Par ailleurs, avec Washington, Abuja entend préserver une coopération sécuritaire appelée à évoluer sans pour autant remettre en cause sa profondeur stratégique. Ainsi le prochain retrait de plus de 200 militaires américains. L’état-major nigérian s’emploie à dissocier la réduction de la présence physique américaine du maintien du partenariat stratégique entre les deux pays. Renseignement, formation, partage d’informations et assistance technique doivent continuer, avec la possibilité d’opérations conjointes lorsque les circonstances l’exigeront. Au moment où l’armée nigériane revendique une intensification de ses propres opérations, ce départ pourrait dès lors être interprété comme un réajustement du dispositif plutôt que comme un désengagement stratégique.
Contre la corruption, le modèle chinois
Au Nigéria, les difficultés persistantes dans la lutte contre la corruption poussent les autorités à s’intéresser davantage à l’expérience chinoise. Ainsi, avec la Chine, la coopération s’étend désormais au terrain de la gouvernance, notamment sur la lutte contre la corruption. En effet, Abuja et Pékin cherchent à renforcer leurs échanges autour de la prévention, des réformes institutionnelles et du recouvrement des avoirs. L’intérêt manifesté par la Commission indépendante contre la corruption pour les dispositifs chinois traduit une volonté de diversifier les sources d’expertise, après des échanges similaires avec le Kenya et l’Indonésie. Cette démarche intervient alors que le Nigéria demeure mal classé dans l’Indice de perception de la corruption 2025 de Transparency International, avec un score de 26 sur 100 et une 142e place sur 182 pays, malgré l’existence d’institutions spécialisées comme l’ICPC et l’EFCC. Pour Abuja, l’enjeu apparaît ainsi moins lié à l’absence de dispositifs juridiques qu’à leur efficacité, dans un contexte marqué par des faiblesses dans l’application des lois, la durée des procédures et les capacités institutionnelles. La Chine, qui obtient un score de 43 et se classe 76e, présente de son côté un système davantage centralisé autour de la Commission nationale de supervision et de la Commission centrale d’inspection de la discipline. Si cette expérience intéresse les autorités nigérianes, son adaptation demeure toutefois délicate en raison des différences profondes entre les deux systèmes politiques. Le rapprochement illustre néanmoins la volonté d’Abuja d’explorer de nouveaux leviers institutionnels pour renforcer l’efficacité de sa politique anticorruption.
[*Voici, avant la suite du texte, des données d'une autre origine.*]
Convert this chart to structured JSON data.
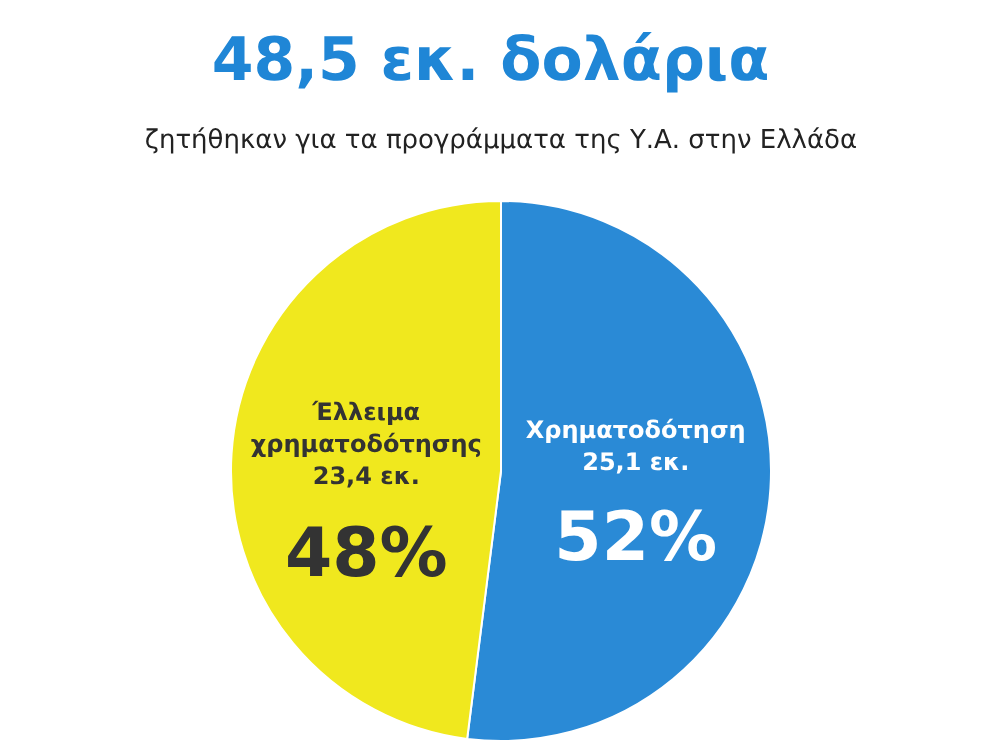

Au fond, à l’approche de la présidentielle de 2027, le Nigeria semble ainsi engagé autant dans une intensification de sa réponse sécuritaire que dans une tentative plus large de consolidation de l’appareil d’État. Reste à savoir si cette dynamique permettra de réduire durablement l’écart entre la capacité d’Abuja à mener des opérations et sa capacité à traiter les fragilités sociales, économiques et institutionnelles qui continuent d’alimenter l’insécurité.